Monitoring and Observability#

Key Metrics#

  1. Success Rate: Percentage of successful project creations

  2. Latency Distribution: P50, P90, P99 response times

  3. AI Token Usage: Cost tracking per project

  4. Task Quality: User satisfaction scores

  5. Background Task Health: Completion rates and durations

Logging Strategy#

# Structured logging with correlation IDs
logger.info("project_creation_started", extra={
    "flow_id": flow_id,
    "project_name": project_name,
    "description_length": len(description),
    "options": options
})

# Performance tracking
with timer("prd_parsing"):
    prd_result = await parser.parse(description)

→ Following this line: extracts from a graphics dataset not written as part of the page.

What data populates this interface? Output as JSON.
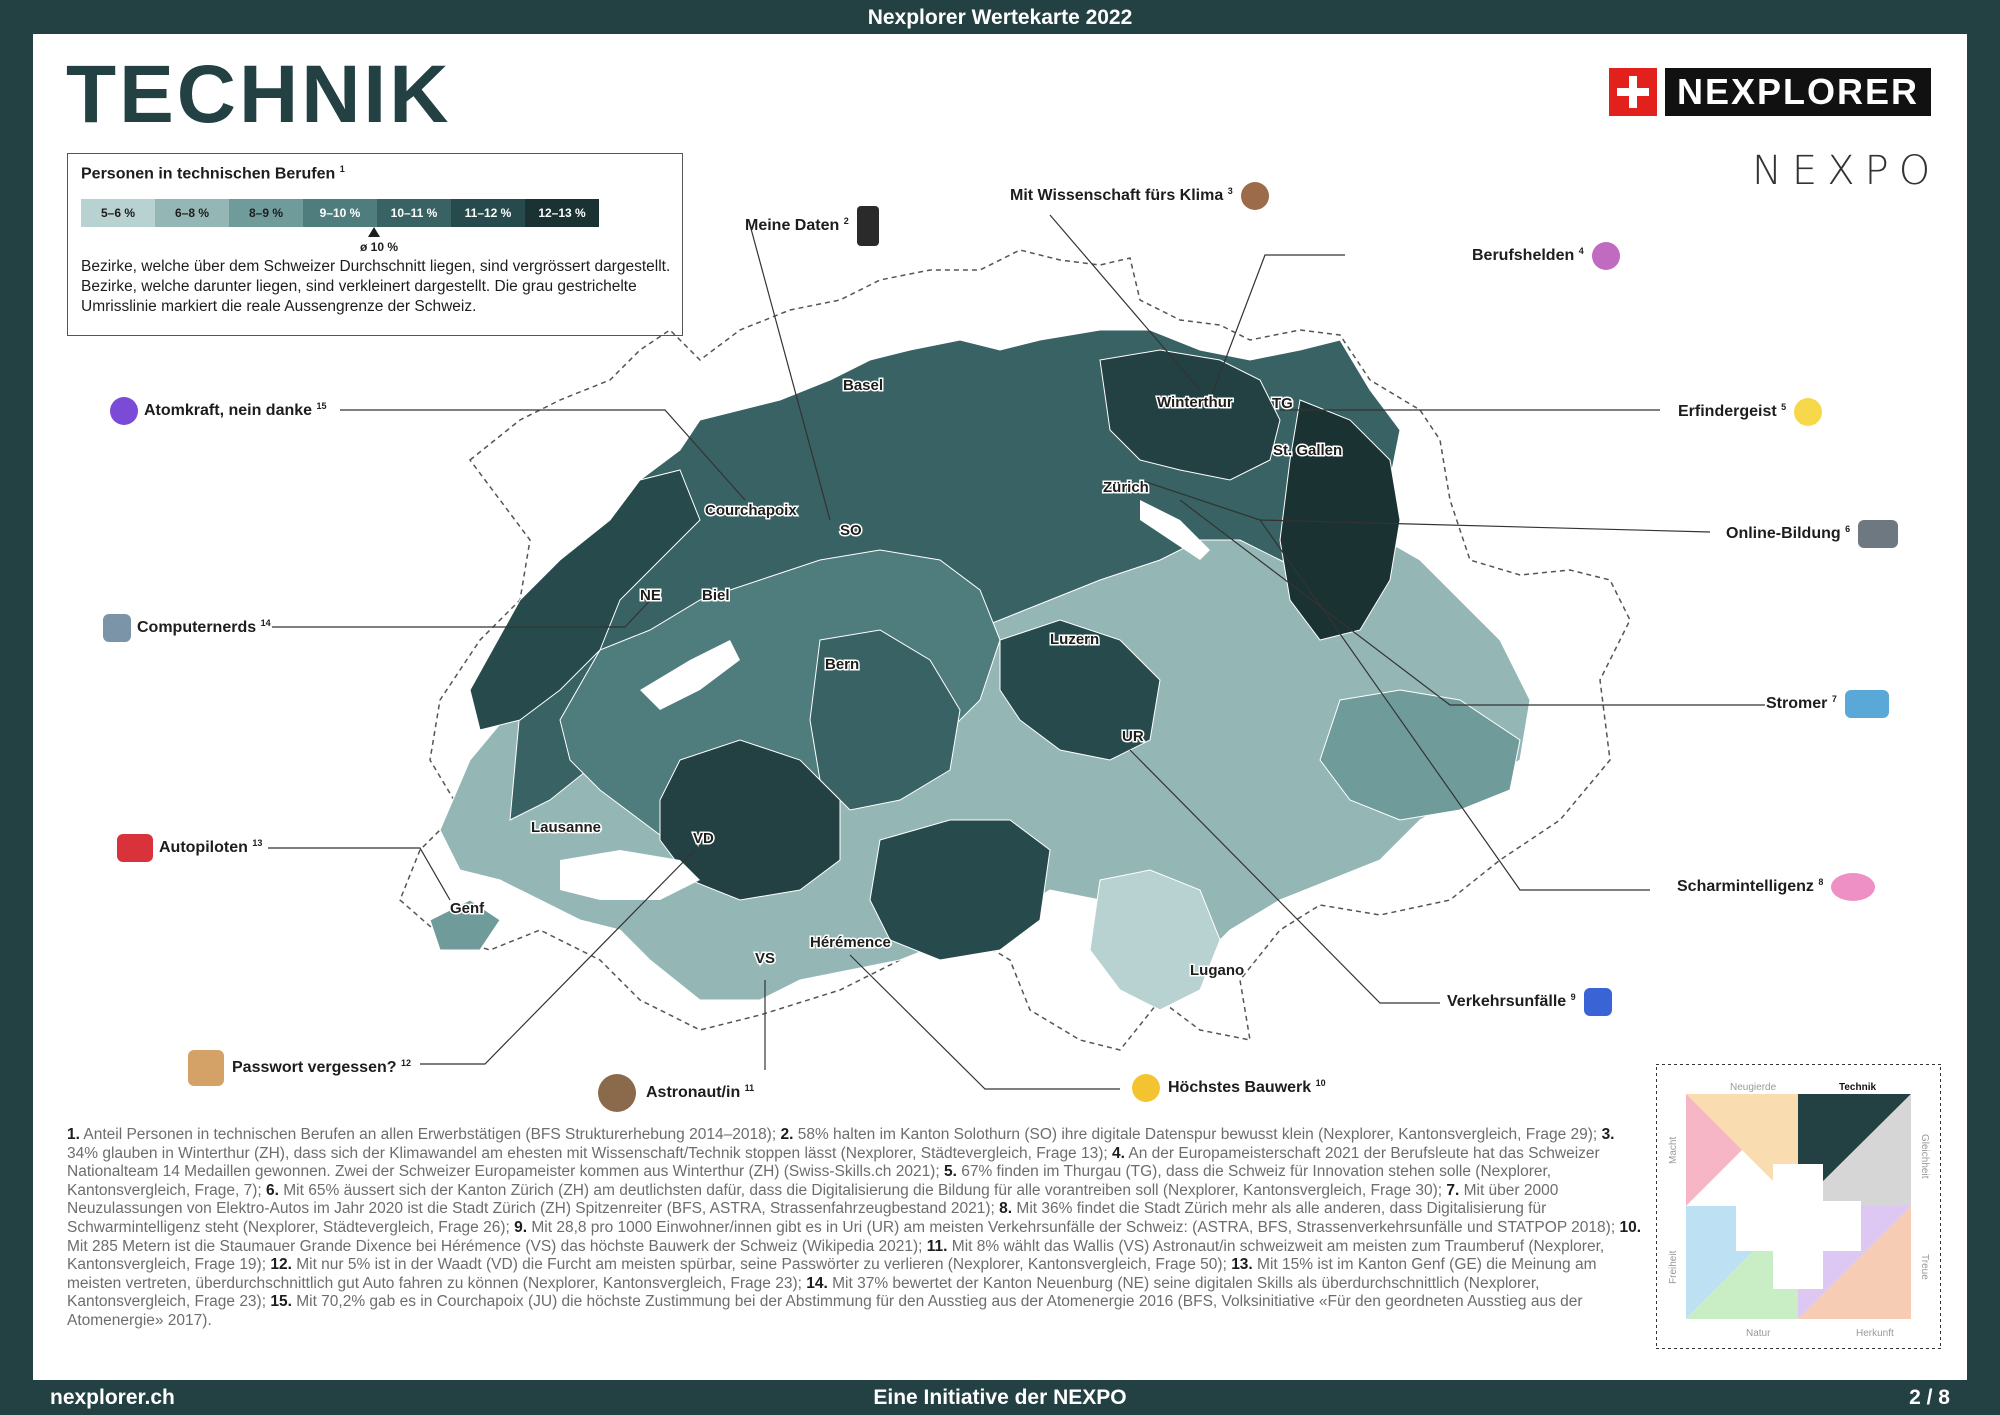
{
  "header": {
    "title": "Nexplorer Wertekarte 2022"
  },
  "page_title": "TECHNIK",
  "brand": {
    "name": "NEXPLORER",
    "secondary": "NEXPO"
  },
  "legend": {
    "title": "Personen in technischen Berufen",
    "title_ref": "1",
    "classes": [
      {
        "label": "5–6 %",
        "color": "#b7d2d1",
        "text": "#1d1d1b"
      },
      {
        "label": "6–8 %",
        "color": "#94b7b6",
        "text": "#1d1d1b"
      },
      {
        "label": "8–9 %",
        "color": "#6f9b9b",
        "text": "#1d1d1b"
      },
      {
        "label": "9–10 %",
        "color": "#4f7c7d",
        "text": "#ffffff"
      },
      {
        "label": "10–11 %",
        "color": "#386263",
        "text": "#ffffff"
      },
      {
        "label": "11–12 %",
        "color": "#274b4c",
        "text": "#ffffff"
      },
      {
        "label": "12–13 %",
        "color": "#1b3233",
        "text": "#ffffff"
      }
    ],
    "average_label": "ø 10 %",
    "description": "Bezirke, welche über dem Schweizer Durchschnitt liegen, sind vergrössert dargestellt. Bezirke, welche darunter liegen, sind verkleinert dargestellt. Die grau gestrichelte Umrisslinie markiert die reale Aussengrenze der Schweiz."
  },
  "cities": [
    "Basel",
    "Winterthur",
    "TG",
    "St. Gallen",
    "Zürich",
    "Courchapoix",
    "SO",
    "NE",
    "Biel",
    "Luzern",
    "Bern",
    "UR",
    "Lausanne",
    "VD",
    "Genf",
    "VS",
    "Hérémence",
    "Lugano"
  ],
  "callouts": [
    {
      "label": "Meine Daten",
      "ref": "2",
      "emoji": "mobile-phone",
      "color": "#2a2a2a"
    },
    {
      "label": "Mit Wissenschaft fürs Klima",
      "ref": "3",
      "emoji": "scientist",
      "color": "#9b6b4a"
    },
    {
      "label": "Berufshelden",
      "ref": "4",
      "emoji": "superhero",
      "color": "#c06ac0"
    },
    {
      "label": "Atomkraft, nein danke",
      "ref": "15",
      "emoji": "atom-symbol",
      "color": "#7b4ad6"
    },
    {
      "label": "Erfindergeist",
      "ref": "5",
      "emoji": "light-bulb",
      "color": "#f7d84a"
    },
    {
      "label": "Online-Bildung",
      "ref": "6",
      "emoji": "laptop",
      "color": "#6d7880"
    },
    {
      "label": "Computernerds",
      "ref": "14",
      "emoji": "technologist",
      "color": "#7c94a8"
    },
    {
      "label": "Stromer",
      "ref": "7",
      "emoji": "car",
      "color": "#5aa8d8"
    },
    {
      "label": "Autopiloten",
      "ref": "13",
      "emoji": "automobile",
      "color": "#d8323a"
    },
    {
      "label": "Scharmintelligenz",
      "ref": "8",
      "emoji": "brain",
      "color": "#ee8fc6"
    },
    {
      "label": "Verkehrsunfälle",
      "ref": "9",
      "emoji": "police-light",
      "color": "#3a63d6"
    },
    {
      "label": "Passwort vergessen?",
      "ref": "12",
      "emoji": "file-box",
      "color": "#d4a266"
    },
    {
      "label": "Astronaut/in",
      "ref": "11",
      "emoji": "astronaut",
      "color": "#8a6a4a"
    },
    {
      "label": "Höchstes Bauwerk",
      "ref": "10",
      "emoji": "construction-worker",
      "color": "#f4c430"
    }
  ],
  "footnotes": [
    {
      "n": "1.",
      "text": " Anteil Personen in technischen Berufen an allen Erwerbstätigen (BFS Strukturerhebung 2014–2018); "
    },
    {
      "n": "2.",
      "text": " 58% halten im Kanton Solothurn (SO) ihre digitale Datenspur bewusst klein (Nexplorer, Kantonsvergleich, Frage 29); "
    },
    {
      "n": "3.",
      "text": " 34% glauben in Winterthur (ZH), dass sich der Klimawandel am ehesten mit Wissenschaft/Technik stoppen lässt (Nexplorer, Städtevergleich, Frage 13); "
    },
    {
      "n": "4.",
      "text": " An der Europameisterschaft 2021 der Berufsleute hat das Schweizer Nationalteam 14 Medaillen gewonnen. Zwei der Schweizer Europameister kommen aus Winterthur (ZH) (Swiss-Skills.ch 2021); "
    },
    {
      "n": "5.",
      "text": " 67% finden im Thurgau (TG), dass die Schweiz für Innovation stehen solle (Nexplorer, Kantonsvergleich, Frage, 7); "
    },
    {
      "n": "6.",
      "text": " Mit 65% äussert sich der Kanton Zürich (ZH) am deutlichsten dafür, dass die Digitalisierung die Bildung für alle vorantreiben soll (Nexplorer, Kantonsvergleich, Frage 30); "
    },
    {
      "n": "7.",
      "text": " Mit über 2000 Neuzulassungen von Elektro-Autos im Jahr 2020 ist die Stadt Zürich (ZH) Spitzenreiter (BFS, ASTRA, Strassenfahrzeugbestand 2021); "
    },
    {
      "n": "8.",
      "text": " Mit 36% findet die Stadt Zürich mehr als alle anderen, dass Digitalisierung für Schwarmintelligenz steht (Nexplorer, Städtevergleich, Frage 26); "
    },
    {
      "n": "9.",
      "text": " Mit 28,8 pro 1000 Einwohner/innen gibt es in Uri (UR) am meisten Verkehrsunfälle der Schweiz: (ASTRA, BFS, Strassenverkehrsun­fälle und STATPOP 2018); "
    },
    {
      "n": "10.",
      "text": " Mit 285 Metern ist die Staumauer Grande Dixence bei Hérémence (VS) das höchste Bauwerk der Schweiz (Wikipedia 2021); "
    },
    {
      "n": "11.",
      "text": " Mit 8% wählt das Wallis (VS) Astronaut/in schweizweit am meisten zum Traumberuf (Nexplorer, Kantonsvergleich, Frage 19); "
    },
    {
      "n": "12.",
      "text": " Mit nur 5% ist in der Waadt (VD) die Furcht am meisten spürbar, seine Passwörter zu verlieren (Nexplorer, Kantonsvergleich, Frage 50); "
    },
    {
      "n": "13.",
      "text": " Mit 15% ist im Kanton Genf (GE) die Meinung am meisten vertreten, überdurchschnittlich gut Auto fahren zu können (Nexplorer, Kantonsvergleich, Frage 23); "
    },
    {
      "n": "14.",
      "text": " Mit 37% bewertet der Kanton Neuenburg (NE) seine digitalen Skills als überdurchschnittlich (Nexplorer, Kantonsvergleich, Frage 23); "
    },
    {
      "n": "15.",
      "text": " Mit 70,2% gab es in Courchapoix (JU) die höchste Zustimmung bei der Abstimmung für den Ausstieg aus der Atomenergie 2016 (BFS, Volksinitiative «Für den geordneten Ausstieg aus der Atomenergie» 2017)."
    }
  ],
  "value_map": {
    "labels": {
      "top_left": "Neugierde",
      "top_right": "Technik",
      "bottom_left": "Natur",
      "bottom_right": "Herkunft",
      "left_top": "Macht",
      "left_bottom": "Freiheit",
      "right_top": "Gleichheit",
      "right_bottom": "Treue"
    },
    "colors": {
      "pink": "#f6b6c6",
      "peach": "#f9dcb0",
      "dark": "#234043",
      "grey": "#d6d6d6",
      "blue": "#bde0f2",
      "green": "#c9eec6",
      "salmon": "#f7ccb4",
      "purple": "#dcc8f2"
    }
  },
  "footer": {
    "url": "nexplorer.ch",
    "initiative": "Eine Initiative der NEXPO",
    "page": "2 / 8"
  }
}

logger.info("prd_parsing_complete", extra={
    "duration_ms": timer.elapsed_ms,
    "task_count": len(prd_result.tasks)
})

Conclusion#

The create_project tool represents both the power and complexity of Marcus’s natural language project management capabilities. While its sophisticated multi-stage processing pipeline enables remarkable functionality, the use of background tasks creates specific challenges with MCP protocol compliance.

Understanding these architectural decisions and their implications is crucial for:

  1. Debugging hanging connections

  2. Optimizing performance

  3. Extending functionality

  4. Maintaining MCP compliance

The tool’s evolution from a simple task creator to a comprehensive project orchestrator demonstrates Marcus’s ambition to bridge human intent with automated execution, even as it highlights the tensions between rich functionality and protocol constraints.